To facilitate this connection, Kernich works closely with each diocese’s CRS diocesan director – an employee or volunteer of the diocese, not of CRS, who is appointed by the local bishop. In the Diocese of Camden, that person is Michael Jordan Laskey, who holds positions within the diocese as director of Life & Justice Ministries and Vice Chancellor for the City of Camden.

“Catholic Relief Services’ goal through their domestic operations is to engage in the work of global solidarity,” Laskey said. “It’s that key piece of Catholic social ministry that goes beyond diocesan, state, even national borders inspired by the idea that we’re all brothers and sisters because we have the same Father. It’s a countercultural belief that we’re all part of one human family in spite of the artificial boundaries that exist between us. The love of Christ breaks down those barriers.”

Within the last 10 years, CRS has widely expanded their outreach within the U.S and their mission to connect U.S. Catholics to the church’s work abroad.

Their offerings include youth retreats focusing on hunger and food security, high school programs that promote global awareness, and CRS chapters in universities. They provide speakers on international issues, service project kits, and faith formation resources, including prayers, petitions, reflections, discussion questions and activities.

In the Diocese of Camden, several young adult and youth programs have taken advantage of these resources in recent years. Last year’s Diocesan Youth Congress included a CRS speaker from Africa, and 250 youth participants assembled 25,000 meals through CRS for Burkina Faso in Africa.

Several youth and young adult groups and the three Catholic Campus Ministry organizations in universities in the diocese take advantage of CRS catechetical materials and faith formation resources, according to Greg Coogan, director of Youth and Young Adult Ministries for the Diocese of Camden.

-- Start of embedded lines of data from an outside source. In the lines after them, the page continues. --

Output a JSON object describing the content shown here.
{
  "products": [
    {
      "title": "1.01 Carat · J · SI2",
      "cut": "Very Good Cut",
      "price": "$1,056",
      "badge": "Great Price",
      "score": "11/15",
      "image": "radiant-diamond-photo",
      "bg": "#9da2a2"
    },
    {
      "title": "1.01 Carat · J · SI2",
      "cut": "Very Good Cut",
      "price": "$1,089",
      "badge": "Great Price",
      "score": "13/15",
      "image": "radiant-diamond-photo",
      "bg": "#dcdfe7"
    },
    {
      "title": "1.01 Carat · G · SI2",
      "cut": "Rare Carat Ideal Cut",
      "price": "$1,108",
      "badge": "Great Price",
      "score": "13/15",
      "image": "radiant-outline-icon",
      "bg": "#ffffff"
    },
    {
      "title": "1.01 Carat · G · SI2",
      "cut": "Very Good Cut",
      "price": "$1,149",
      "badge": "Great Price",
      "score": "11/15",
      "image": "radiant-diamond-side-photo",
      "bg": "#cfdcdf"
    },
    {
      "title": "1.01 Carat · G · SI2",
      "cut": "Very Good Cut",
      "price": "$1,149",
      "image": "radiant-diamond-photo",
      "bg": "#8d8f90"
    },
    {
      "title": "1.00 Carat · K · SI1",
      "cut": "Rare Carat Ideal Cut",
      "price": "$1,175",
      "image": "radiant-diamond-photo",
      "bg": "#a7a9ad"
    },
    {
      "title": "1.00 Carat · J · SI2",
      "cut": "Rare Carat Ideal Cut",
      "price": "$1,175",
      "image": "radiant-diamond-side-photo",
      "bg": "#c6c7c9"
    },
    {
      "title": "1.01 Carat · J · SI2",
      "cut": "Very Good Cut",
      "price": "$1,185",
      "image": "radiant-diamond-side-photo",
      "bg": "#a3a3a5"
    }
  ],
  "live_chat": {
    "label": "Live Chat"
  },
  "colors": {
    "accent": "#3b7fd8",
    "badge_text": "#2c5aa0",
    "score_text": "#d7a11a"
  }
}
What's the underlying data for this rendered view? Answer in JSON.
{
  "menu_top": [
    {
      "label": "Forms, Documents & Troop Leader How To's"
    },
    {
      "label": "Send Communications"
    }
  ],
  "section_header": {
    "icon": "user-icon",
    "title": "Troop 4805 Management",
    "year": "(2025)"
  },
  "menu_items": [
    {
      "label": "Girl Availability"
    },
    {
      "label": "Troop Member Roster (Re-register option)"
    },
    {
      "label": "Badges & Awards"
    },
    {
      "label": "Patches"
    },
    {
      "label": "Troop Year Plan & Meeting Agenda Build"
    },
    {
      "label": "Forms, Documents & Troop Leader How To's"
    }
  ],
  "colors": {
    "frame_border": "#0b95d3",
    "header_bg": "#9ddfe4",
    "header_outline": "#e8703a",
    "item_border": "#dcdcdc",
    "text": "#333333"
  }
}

Rice Bowl is CRS’ flagship U.S. outreach program, raising both funds and awareness for their work overseas. Prayers, reflections, even recipes are offered throughout Lent to help Catholics understand the meaning of the season and it’s connection to the almsgiving feature of Rice Bowl. This year, the campaign included a video reflection series on the meaning of Lent from leading Catholic figures.

Twenty-five percent of total rice bowl donations remain within the diocese each year and are put toward services and programs addressing hunger in the local community. During the Lenten Rice Bowl of 2014, the Diocese of Camden raised over $100,000.

Nine diocesan high schools engaged in the Rice Bowl last year, in addition to parishes and elementary schools. Paul VI High School alone raised $7,000, with teachers working the initiative into their religion curriculums. The school cafeteria prepared Lenten meals using CRS’ recipes on Fridays. Students donated the ingredients and the money saved was given to Rice Bowl.

Other aspects of CRS’ work in the U.S. include advocacy in Congress for the needs of the poor abroad, and a Fair Trade program. Fair Trade refers to products that are bought at a just, living wage from farmers and artisans in poor and developing countries and then sold in the U.S. Several dioceses, including the Diocese of Camden, have fair trade ambassadors, individuals who receive training by CRS to bring more awareness of fair trade to their home diocese.

“CRS works on behalf of the church in the United States. We should be proud of this,” Laskey said. “CRS’ work is something being done in our name to make the world closer to God’s dream for how it should be.”